03:44Ils me demandent des conseils et je leur donne des conseils sans qu'ils me le demandent.
03:47Je pense que c'est quand même un petit peu mon rôle maintenant.
03:50C'est vrai que je ne sois pas encore fini, je ne pense pas.
03:54Et j'essaye de faire en sorte que ce soit surtout l'équipe qui gagne.
03:59Lorsque vous étiez jeune, je veux dire jeune débutant, jeune professionnel,
04:03vous aviez un certain nombre d'attitudes un peu belliqueuses, etc., propres d'ailleurs à tout jeune.
04:08Est-ce que vous observez les mêmes défauts, si j'ose dire, entre parenthèses, chez les jeunes qui sont dans votre formation ?
04:14Il y en a, il y en a, comme dans toutes les équipes.

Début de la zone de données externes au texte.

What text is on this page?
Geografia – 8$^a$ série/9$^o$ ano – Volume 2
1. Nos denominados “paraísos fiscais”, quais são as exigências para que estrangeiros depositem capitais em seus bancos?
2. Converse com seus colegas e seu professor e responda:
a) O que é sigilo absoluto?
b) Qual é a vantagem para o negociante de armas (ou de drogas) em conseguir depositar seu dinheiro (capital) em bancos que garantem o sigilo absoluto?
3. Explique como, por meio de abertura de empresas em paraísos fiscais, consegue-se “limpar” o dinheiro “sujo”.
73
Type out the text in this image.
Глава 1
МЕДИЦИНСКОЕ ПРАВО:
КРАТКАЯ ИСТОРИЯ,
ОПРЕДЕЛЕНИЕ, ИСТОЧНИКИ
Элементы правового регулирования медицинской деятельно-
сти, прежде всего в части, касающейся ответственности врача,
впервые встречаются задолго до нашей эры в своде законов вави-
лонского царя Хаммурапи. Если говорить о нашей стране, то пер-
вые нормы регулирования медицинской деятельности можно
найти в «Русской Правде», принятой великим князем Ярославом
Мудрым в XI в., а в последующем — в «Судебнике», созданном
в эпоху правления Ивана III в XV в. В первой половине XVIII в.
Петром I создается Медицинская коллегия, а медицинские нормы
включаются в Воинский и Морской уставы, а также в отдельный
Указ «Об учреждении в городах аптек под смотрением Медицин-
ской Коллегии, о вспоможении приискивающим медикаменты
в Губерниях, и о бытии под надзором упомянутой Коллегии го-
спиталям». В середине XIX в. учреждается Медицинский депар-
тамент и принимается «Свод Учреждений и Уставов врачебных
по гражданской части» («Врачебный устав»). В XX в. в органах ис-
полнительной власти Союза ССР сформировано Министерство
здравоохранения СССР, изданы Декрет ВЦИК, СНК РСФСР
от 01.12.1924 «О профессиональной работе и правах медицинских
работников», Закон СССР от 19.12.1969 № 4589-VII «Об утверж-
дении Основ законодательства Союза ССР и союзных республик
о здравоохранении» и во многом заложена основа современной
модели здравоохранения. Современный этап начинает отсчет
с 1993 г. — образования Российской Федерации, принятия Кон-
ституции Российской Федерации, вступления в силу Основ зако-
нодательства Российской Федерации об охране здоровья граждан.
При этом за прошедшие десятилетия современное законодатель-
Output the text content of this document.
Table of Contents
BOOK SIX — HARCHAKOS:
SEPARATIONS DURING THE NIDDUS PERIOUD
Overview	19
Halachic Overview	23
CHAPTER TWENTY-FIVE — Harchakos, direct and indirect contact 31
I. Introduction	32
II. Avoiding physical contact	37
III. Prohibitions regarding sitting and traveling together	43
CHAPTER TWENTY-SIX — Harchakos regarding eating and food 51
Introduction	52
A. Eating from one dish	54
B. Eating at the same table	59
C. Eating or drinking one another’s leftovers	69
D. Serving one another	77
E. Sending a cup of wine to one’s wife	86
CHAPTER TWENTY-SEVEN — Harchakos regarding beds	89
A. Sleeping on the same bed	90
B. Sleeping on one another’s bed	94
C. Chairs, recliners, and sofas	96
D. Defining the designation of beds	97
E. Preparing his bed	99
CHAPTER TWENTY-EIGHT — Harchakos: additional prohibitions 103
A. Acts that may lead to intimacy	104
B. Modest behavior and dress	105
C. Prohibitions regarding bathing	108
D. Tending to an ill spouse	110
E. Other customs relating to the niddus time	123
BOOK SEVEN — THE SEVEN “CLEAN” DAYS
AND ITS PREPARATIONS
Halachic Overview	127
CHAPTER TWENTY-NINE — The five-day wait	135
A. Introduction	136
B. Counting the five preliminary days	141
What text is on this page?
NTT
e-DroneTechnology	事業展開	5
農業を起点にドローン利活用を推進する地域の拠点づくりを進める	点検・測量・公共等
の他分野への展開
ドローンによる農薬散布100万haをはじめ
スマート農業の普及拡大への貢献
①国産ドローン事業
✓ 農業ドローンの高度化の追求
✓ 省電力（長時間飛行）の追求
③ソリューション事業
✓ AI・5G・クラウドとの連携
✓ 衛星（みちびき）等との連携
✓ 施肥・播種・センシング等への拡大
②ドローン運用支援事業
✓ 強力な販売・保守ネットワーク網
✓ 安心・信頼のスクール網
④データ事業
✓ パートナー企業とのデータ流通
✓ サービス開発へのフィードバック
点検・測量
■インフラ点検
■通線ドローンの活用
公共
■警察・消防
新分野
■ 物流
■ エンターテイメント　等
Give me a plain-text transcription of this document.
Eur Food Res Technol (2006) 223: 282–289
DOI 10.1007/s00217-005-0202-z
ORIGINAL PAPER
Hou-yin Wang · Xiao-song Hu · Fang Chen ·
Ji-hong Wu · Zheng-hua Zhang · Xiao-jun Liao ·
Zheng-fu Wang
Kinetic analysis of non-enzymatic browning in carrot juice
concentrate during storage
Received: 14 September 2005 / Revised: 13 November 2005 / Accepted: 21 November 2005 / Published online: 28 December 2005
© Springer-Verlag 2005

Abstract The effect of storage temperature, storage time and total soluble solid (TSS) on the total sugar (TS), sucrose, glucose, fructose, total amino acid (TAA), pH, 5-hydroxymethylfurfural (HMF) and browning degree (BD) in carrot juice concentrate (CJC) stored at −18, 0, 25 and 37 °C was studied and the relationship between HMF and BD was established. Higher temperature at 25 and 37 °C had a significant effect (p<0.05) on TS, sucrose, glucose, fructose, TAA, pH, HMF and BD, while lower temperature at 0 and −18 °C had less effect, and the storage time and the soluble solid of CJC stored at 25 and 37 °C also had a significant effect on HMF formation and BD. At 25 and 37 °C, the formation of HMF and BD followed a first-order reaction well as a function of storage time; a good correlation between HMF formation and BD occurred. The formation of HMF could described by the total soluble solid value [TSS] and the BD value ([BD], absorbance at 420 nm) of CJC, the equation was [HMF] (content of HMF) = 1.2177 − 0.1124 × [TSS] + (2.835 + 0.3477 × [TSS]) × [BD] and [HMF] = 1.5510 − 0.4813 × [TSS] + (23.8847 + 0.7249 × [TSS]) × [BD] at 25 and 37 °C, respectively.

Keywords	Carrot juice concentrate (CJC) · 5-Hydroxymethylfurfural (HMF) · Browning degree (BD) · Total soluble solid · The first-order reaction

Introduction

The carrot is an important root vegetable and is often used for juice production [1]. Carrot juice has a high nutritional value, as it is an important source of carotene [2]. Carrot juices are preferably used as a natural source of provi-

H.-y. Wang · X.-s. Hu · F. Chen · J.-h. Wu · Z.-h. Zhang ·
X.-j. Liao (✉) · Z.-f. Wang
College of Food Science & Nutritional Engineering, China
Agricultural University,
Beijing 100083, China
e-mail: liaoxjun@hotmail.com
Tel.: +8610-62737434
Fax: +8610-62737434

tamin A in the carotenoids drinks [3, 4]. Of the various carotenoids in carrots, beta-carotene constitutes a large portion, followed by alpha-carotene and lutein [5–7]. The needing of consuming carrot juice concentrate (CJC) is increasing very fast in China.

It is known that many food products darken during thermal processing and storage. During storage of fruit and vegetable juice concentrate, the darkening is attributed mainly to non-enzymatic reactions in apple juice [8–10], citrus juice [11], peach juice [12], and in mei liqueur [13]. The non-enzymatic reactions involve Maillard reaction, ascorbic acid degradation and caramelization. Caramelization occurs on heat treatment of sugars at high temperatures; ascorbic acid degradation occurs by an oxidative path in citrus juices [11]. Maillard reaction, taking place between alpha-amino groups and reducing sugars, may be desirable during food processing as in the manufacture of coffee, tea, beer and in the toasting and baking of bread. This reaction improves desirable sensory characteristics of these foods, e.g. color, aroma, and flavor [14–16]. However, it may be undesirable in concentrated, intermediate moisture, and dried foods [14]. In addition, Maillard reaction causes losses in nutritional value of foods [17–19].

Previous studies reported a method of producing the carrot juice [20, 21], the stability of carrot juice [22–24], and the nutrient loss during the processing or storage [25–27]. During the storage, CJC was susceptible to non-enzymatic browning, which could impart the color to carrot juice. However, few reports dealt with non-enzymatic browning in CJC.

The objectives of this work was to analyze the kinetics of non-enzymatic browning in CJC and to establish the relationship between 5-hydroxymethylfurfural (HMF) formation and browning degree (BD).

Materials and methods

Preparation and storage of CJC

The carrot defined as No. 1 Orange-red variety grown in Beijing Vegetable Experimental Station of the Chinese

04:18Je pense qu'il faut avoir du tempérament pour gagner, autrement, ce n'est pas la peine de courir.
04:22Mais je crois qu'il faut, pour moi, mon rôle peut-être est de leur dire,
04:26bon, ça, il faut le dire, ça, il ne faut pas le dire, ça, il faut le faire, ça, il ne faut pas le faire.
04:30Je crois que c'est un petit peu, maintenant, avec une équipe comme nous avons actuellement,
04:33qui, je pense, est l'une des meilleures, mon rôle est un rôle de capitaine,
04:37et de faire attention à ce que tout le monde marche bien.
04:40Est-ce que vous admettez parfois que vous n'avez pas toujours raison ?
04:44Bien sûr que, je pense qu'on n'est jamais parfait,
04:47donc il y a toujours des moments où il faut savoir prendre et faire attention à ce qu'on fait.
04:53Donc, je crois que quand quelqu'un vous dit que vous n'avez pas raison, que vous avez fait ça mal,
04:58sur le coup, on n'est peut-être pas obligé d'accepter d'avoir fait mal,
05:02mais je crois qu'il faut réfléchir, et c'est surtout après, quand on est seul, qu'on réfléchit le mieux.
05:08Est-ce que vous quitterez les pelotons cyclistes sans regret ?
05:13Sans regret, je ne sais pas encore, mais une chose est certaine,
05:18c'est que j'ai préparé ma reconversion, et que le jour où je devrais arrêter,
05:21je pense que ce moment-là, j'arrêterai.